High country land near Queenstown, including the Remarkables, needs to be made into a national park, Federated Mountain Clubs says.
President Peter Wilson said the proposed Remarkables National Park in Otago-Southland would span a vast area, including the namesake mountain range and the watersheds of several rivers.
Mr Wilson said the area already contained large tracts of conservation land, but suffered from a lack of national recognition.
He said it was the third time conservationists had tried to get the area classified as a national park.
"Tramping as a core sport is booming for Kiwis, so is hunting, so is fishing," he said.
"So what we are seeing is a huge re-emergence of New Zealanders' interest in the outdoors. So we think now is the time to put that centre stage and ask politicians to establish a new national park."
Mr Wilson told Afternoons with Jesse Mulligan it gave the "internationally significant" landscape proper protection.

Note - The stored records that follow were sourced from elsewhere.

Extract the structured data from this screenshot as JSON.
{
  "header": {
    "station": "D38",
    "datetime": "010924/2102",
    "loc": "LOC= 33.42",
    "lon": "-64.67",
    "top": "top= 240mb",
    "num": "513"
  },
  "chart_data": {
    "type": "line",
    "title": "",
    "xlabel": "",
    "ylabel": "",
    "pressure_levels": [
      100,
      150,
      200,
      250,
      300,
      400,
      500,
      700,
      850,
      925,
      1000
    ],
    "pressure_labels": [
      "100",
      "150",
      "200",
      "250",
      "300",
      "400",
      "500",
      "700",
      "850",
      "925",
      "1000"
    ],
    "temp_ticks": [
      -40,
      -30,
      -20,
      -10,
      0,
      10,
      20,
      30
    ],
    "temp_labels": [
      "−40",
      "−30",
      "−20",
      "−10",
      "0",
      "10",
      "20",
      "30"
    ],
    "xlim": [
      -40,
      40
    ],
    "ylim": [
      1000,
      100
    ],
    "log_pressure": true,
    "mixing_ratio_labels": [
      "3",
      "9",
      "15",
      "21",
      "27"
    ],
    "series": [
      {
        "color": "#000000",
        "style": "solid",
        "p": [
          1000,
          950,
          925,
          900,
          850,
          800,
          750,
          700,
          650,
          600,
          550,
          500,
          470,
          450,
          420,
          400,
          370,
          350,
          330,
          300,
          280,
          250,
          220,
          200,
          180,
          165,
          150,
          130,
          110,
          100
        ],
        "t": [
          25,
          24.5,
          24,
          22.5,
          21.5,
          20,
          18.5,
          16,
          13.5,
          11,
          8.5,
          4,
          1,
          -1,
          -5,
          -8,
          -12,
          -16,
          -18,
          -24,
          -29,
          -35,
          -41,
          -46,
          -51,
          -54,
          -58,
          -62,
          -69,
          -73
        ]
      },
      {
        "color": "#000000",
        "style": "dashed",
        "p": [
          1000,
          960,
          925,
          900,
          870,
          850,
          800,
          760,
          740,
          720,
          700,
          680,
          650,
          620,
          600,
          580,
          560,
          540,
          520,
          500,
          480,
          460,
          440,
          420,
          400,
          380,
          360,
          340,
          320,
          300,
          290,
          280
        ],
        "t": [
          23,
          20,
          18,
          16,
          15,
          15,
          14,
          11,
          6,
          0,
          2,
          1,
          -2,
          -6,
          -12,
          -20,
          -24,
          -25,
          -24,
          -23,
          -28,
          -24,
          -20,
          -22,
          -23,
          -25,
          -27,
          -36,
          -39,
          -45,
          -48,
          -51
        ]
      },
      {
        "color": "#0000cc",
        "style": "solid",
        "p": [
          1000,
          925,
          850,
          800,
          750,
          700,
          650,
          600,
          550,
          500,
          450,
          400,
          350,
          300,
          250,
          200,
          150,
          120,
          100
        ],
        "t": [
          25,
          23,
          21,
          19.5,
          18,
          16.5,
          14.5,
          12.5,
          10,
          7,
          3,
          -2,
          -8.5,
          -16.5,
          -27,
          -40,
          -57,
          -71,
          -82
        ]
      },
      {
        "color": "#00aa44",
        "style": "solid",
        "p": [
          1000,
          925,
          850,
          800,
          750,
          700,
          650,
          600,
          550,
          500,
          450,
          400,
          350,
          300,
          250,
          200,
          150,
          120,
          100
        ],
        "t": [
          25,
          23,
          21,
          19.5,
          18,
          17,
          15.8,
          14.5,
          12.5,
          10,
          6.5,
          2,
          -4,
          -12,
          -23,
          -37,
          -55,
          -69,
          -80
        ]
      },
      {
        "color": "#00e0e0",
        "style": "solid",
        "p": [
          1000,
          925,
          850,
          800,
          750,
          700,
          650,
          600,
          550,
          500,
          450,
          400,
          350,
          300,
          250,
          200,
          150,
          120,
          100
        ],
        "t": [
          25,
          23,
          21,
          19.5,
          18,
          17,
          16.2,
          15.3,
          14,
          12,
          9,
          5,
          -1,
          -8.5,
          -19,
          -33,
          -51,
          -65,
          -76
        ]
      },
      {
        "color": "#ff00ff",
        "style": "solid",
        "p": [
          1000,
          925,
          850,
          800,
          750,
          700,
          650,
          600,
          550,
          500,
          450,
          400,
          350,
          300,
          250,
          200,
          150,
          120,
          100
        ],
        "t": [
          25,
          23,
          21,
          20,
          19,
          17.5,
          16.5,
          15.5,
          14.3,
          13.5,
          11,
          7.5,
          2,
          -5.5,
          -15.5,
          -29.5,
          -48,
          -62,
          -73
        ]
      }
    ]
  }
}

"It's what is known as stewardship land, so one-third of all the conservation estate in New Zealand, - or 10 percent of the total land area - has actually suffered from a lack of protection because the government has never got around to classifying it."

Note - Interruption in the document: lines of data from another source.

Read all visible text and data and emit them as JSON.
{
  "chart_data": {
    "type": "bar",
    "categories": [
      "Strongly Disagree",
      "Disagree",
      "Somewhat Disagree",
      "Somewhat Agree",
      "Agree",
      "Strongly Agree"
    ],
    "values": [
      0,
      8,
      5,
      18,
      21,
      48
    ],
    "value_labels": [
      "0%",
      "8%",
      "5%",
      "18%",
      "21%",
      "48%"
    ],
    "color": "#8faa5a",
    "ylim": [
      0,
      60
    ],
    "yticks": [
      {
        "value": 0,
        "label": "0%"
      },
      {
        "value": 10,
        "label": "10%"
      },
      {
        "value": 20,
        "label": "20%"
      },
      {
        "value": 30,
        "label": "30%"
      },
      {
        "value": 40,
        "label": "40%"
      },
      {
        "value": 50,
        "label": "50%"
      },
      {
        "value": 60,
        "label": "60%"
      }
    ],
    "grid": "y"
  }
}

Changing the status to a national park would help get funding for combating pest and predator threats, he said.
"Putting a new national park in that area, centre stage, also helps to say to New Zealanders and tourists that we've got other areas you can enjoy as well.
"It help relieves some of the pressure in other areas."

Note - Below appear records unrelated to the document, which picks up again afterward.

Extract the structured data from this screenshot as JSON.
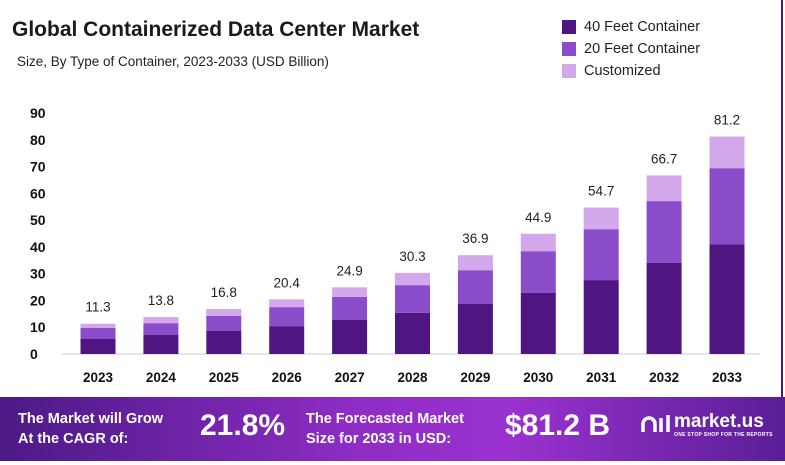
{
  "chart_data": {
    "type": "bar",
    "stacked": true,
    "title": "Global Containerized Data Center Market",
    "subtitle": "Size, By Type of Container, 2023-2033 (USD Billion)",
    "categories": [
      "2023",
      "2024",
      "2025",
      "2026",
      "2027",
      "2028",
      "2029",
      "2030",
      "2031",
      "2032",
      "2033"
    ],
    "series": [
      {
        "name": "40 Feet Container",
        "color": "#4f1682",
        "values": [
          5.6,
          7.1,
          8.7,
          10.4,
          12.7,
          15.4,
          18.8,
          22.9,
          27.6,
          34.1,
          41.0
        ]
      },
      {
        "name": "20 Feet Container",
        "color": "#8a4cc9",
        "values": [
          4.2,
          4.4,
          5.5,
          7.1,
          8.6,
          10.3,
          12.5,
          15.5,
          19.0,
          23.0,
          28.4
        ]
      },
      {
        "name": "Customized",
        "color": "#d2a8ea",
        "values": [
          1.5,
          2.3,
          2.6,
          2.9,
          3.6,
          4.6,
          5.6,
          6.5,
          8.1,
          9.6,
          11.8
        ]
      }
    ],
    "totals": [
      "11.3",
      "13.8",
      "16.8",
      "20.4",
      "24.9",
      "30.3",
      "36.9",
      "44.9",
      "54.7",
      "66.7",
      "81.2"
    ],
    "yticks": [
      "0",
      "10",
      "20",
      "30",
      "40",
      "50",
      "60",
      "70",
      "80",
      "90"
    ],
    "ylim": [
      0,
      90
    ],
    "grid": false,
    "legend": "top-right"
  },
  "banner": {
    "cagr_label_1": "The Market will Grow",
    "cagr_label_2": "At the CAGR of:",
    "cagr_value": "21.8%",
    "forecast_label_1": "The Forecasted Market",
    "forecast_label_2": "Size for 2033 in USD:",
    "forecast_value": "$81.2 B",
    "logo_name": "market.us",
    "logo_tagline": "ONE STOP SHOP FOR THE REPORTS"
  }
}
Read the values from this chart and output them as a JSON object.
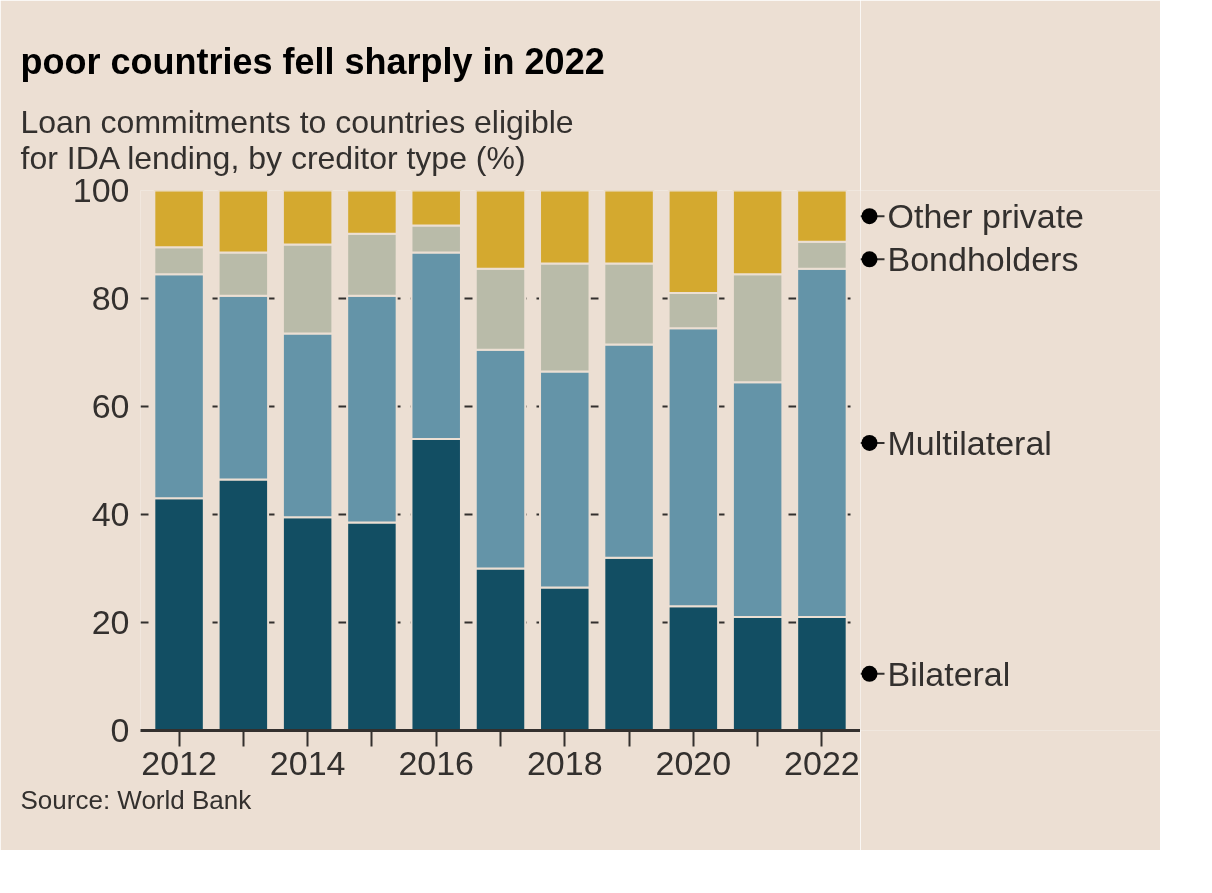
{
  "chart_data": {
    "type": "bar",
    "stacked": true,
    "title": "poor countries fell sharply in 2022",
    "subtitle": "Loan commitments to countries eligible for IDA lending, by creditor type (%)",
    "annotations": [
      "Source: World Bank"
    ],
    "x": [
      2012,
      2013,
      2014,
      2015,
      2016,
      2017,
      2018,
      2019,
      2020,
      2021,
      2022
    ],
    "xlim": [
      2011.4,
      2022.6
    ],
    "xticks": [
      2012,
      {
        "value": 2013,
        "label": null
      },
      2014,
      {
        "value": 2015,
        "label": null
      },
      2016,
      {
        "value": 2017,
        "label": null
      },
      2018,
      {
        "value": 2019,
        "label": null
      },
      2020,
      {
        "value": 2021,
        "label": null
      },
      2022
    ],
    "ylim": [
      0,
      100
    ],
    "yticks": [
      0,
      20,
      40,
      60,
      80,
      100
    ],
    "grid": "y",
    "legend": "right",
    "series": [
      {
        "name": "Bilateral",
        "color": "#124e63",
        "values": [
          43,
          46.5,
          39.5,
          38.5,
          54,
          30,
          26.5,
          32,
          23,
          21,
          21
        ]
      },
      {
        "name": "Multilateral",
        "color": "#6494a8",
        "values": [
          41.5,
          34,
          34,
          42,
          34.5,
          40.5,
          40,
          39.5,
          51.5,
          43.5,
          64.5
        ]
      },
      {
        "name": "Bondholders",
        "color": "#b9bba9",
        "values": [
          5,
          8,
          16.5,
          11.5,
          5,
          15,
          20,
          15,
          6.5,
          20,
          5
        ]
      },
      {
        "name": "Other private",
        "color": "#d4a92f",
        "values": [
          10.5,
          11.5,
          10,
          8,
          6.5,
          14.5,
          13.5,
          13.5,
          19,
          15.5,
          9.5
        ]
      }
    ]
  }
}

Mr Wilson said it was an area for all New Zealanders.
"You can tramp there, you can climb there - it's the pre-eminent place for ice climbing in winter. You can go hunting, horse-riding, four-wheel driving in summer, a little bit of snow-mobiling in winter in the right places.
"So we would say it's a national park for everyone, certainly one of the most accesable national parks, anyone can go there."
Conservation Minister Maggie Barry disputes the claim that turning the land into a national park would give it extra funding.
Ms Barry said much of the area was already protected under the Conservation Act and the Reserves Act.